Opinion
No. 06-17-00005-CV
03-09-2017
On Appeal from the County Court at Law No. 1 Brazos County, Texas
Trial Court No. 11-001609-CVD-CCL1 Before Morriss, C.J., Moseley and Burgess, JJ.
MEMORANDUM OPINION
Troy D. Thoele appeals from the trial court's December 16, 2016, order denying Thoele's "Motion For Enforcement Requesting Contempt," which asked the trial court to hold Heather M. Thoele in contempt of court for allegedly violating the terms of the parties' divorce decree.
Originally appealed to the Tenth Court of Appeals, this case was transferred to this Court by the Texas Supreme Court pursuant to its docket equalization efforts. See TEX. GOV'T CODE ANN. § 73.001 (West 2013). We are unaware of any conflict between precedent of the Tenth Court of Appeals and that of this Court on any relevant issue. See TEX. R. APP. P. 41.3.
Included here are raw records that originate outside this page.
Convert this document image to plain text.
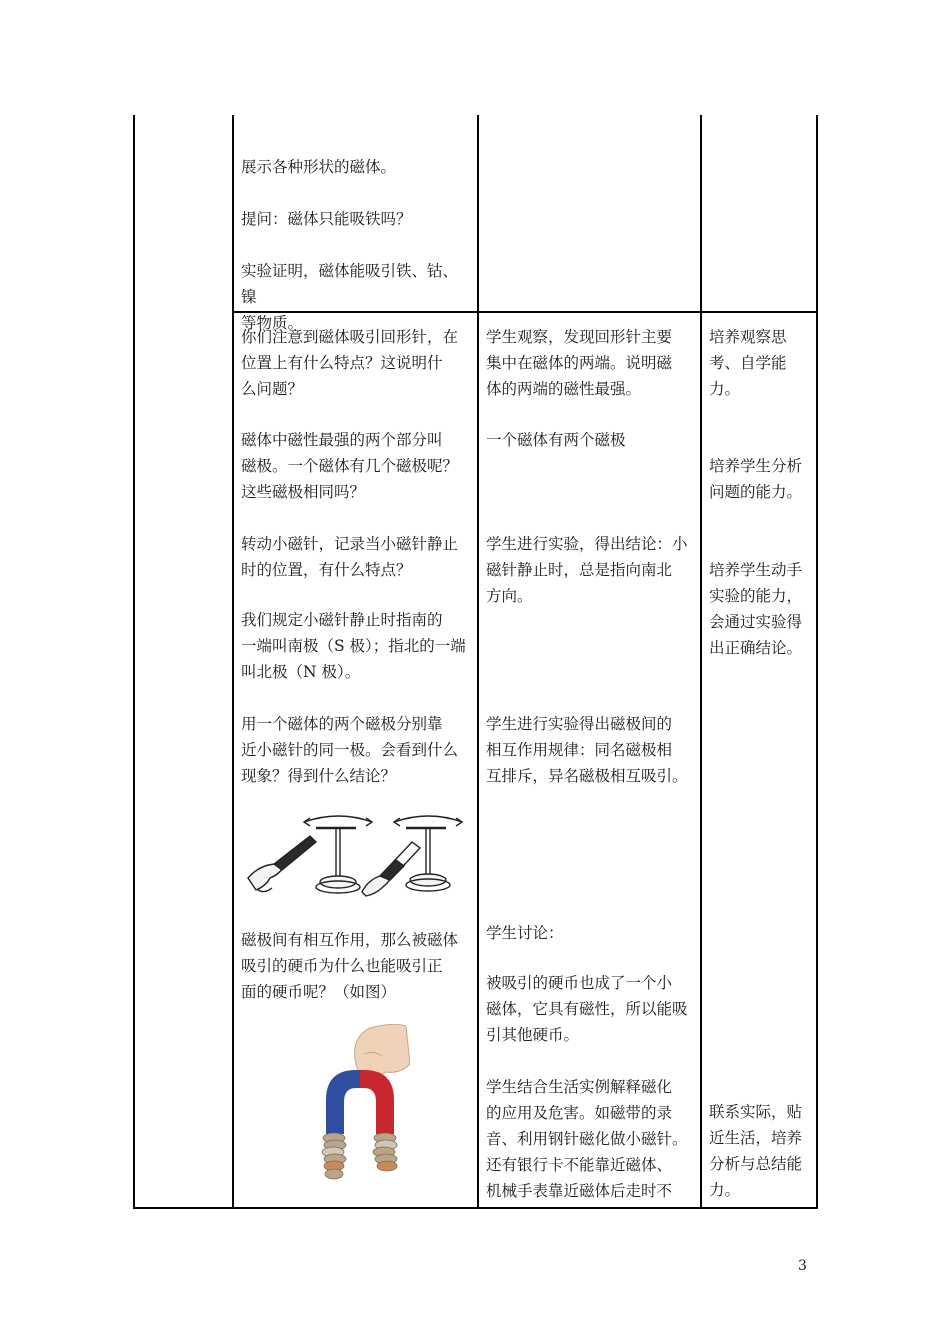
展示各种形状的磁体。

提问：磁体只能吸铁吗？

实验证明，磁体能吸引铁、钴、镍

等物质。

你们注意到磁体吸引回形针，在

位置上有什么特点？这说明什

么问题？

磁体中磁性最强的两个部分叫

磁极。一个磁体有几个磁极呢？

这些磁极相同吗？

转动小磁针，记录当小磁针静止

时的位置，有什么特点？

我们规定小磁针静止时指南的

一端叫南极（S 极）；指北的一端

叫北极（N 极）。

用一个磁体的两个磁极分别靠

近小磁针的同一极。会看到什么

现象？得到什么结论？

磁极间有相互作用，那么被磁体

吸引的硬币为什么也能吸引正

面的硬币呢？（如图）

学生观察，发现回形针主要

集中在磁体的两端。说明磁

体的两端的磁性最强。

一个磁体有两个磁极

学生进行实验，得出结论：小

磁针静止时，总是指向南北

方向。

学生进行实验得出磁极间的

相互作用规律：同名磁极相

互排斥，异名磁极相互吸引。

学生讨论：

被吸引的硬币也成了一个小

磁体，它具有磁性，所以能吸

引其他硬币。

学生结合生活实例解释磁化

的应用及危害。如磁带的录

音、利用钢针磁化做小磁针。

还有银行卡不能靠近磁体、

机械手表靠近磁体后走时不

培养观察思

考、自学能

力。

培养学生分析

问题的能力。

培养学生动手

实验的能力，

会通过实验得

出正确结论。

联系实际，贴

近生活，培养

分析与总结能

力。

3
Our jurisdiction, as an appellate court, is constitutional and statutory in nature. See TEX. CONST. art. V, § 6; TEX. GOV'T CODE ANN. § 22.220 (West Supp. 2016). Stated differently, in the absence of a specific grant of jurisdiction by the Texas Constitution or the Texas Legislature, an appellate court lacks jurisdiction to act. The question, then, is whether either the Texas Constitution or the Texas Legislature has granted this Court jurisdiction to hear the type of interlocutory appeal that Thoele has noticed. The trial court's December 16 order denying Thoele's motion to hold Heather in contempt of court does not fall within any of the categories of appealable interlocutory orders. See Vega v. Lira, No. 01-16-00369-CV, 2016 WL 4253696, at *2 (Tex. App.—Houston [1st Dist.] Aug. 11, 2016, no pet.) (per curiam) (mem. op.) (citing TEX. FAM. CODE ANN. § 109.002(b); TEX. CIV. PRAC. & REM. CODE ANN. § 51.014(a)(1)-(12)).
Moreover, it has long been the law in the State of Texas that decisions in contempt proceedings are not reviewable on direct appeal. Hooper v. Hooper, No. 14-09-01024-CV, 2011 WL 334198, at *1 (Tex. App.—Houston [14th Dist.] Feb. 3, 2011, no pet.) (mem. op.) (citing In re Office of Attorney Gen. of Tex., 215 S.W.3d 913, 915-16 (Tex. App.—Fort Worth, orig. proceeding)); see Norman v. Norman, 692 S.W.2d 655, 655 (Tex. 1985) (per curiam) (holding appellate court lacked jurisdiction over direct appeal from order finding party not in contempt). "A ruling denying a motion for contempt can be challenged only by an original proceeding." Hooper, 2011 WL 334198, at *1.
There is a line of cases that allow a direct appeal from rulings made during a contempt proceeding but involving issues wholly unrelated to the issue of contempt. For example, "[i]f a motion to enforce includes a request for both a contempt finding and a money judgment for child support arrearage, an appellate court has jurisdiction to address the arrearage judgment because it is unrelated to the contempt order." In re E.H.G., No. 04-08-00579-CV, 2009 WL 1406246, at *5 (Tex. App.—San Antonio May 20, 2009, no pet.) (mem. op.). However, the motion to enforce filed in this matter does not appear to include anything other than a request for a contempt finding. "We look to the substance of a plea for relief to determine the nature of the pleading, not merely at the form of title given to it." State Bar of Tex. v. Heard, 603 S.W.2d 829, 833 (Tex. 1980) (citing TEX. R. CIV. P. 71).
By letter of January 10, 2017, we informed Thoele of this potential defect in our jurisdiction and afforded him the opportunity to demonstrate proper grounds for our retention of the appeal. Thoele did not file a response to our letter.
In light of the foregoing, we dismiss the appeal for want of jurisdiction.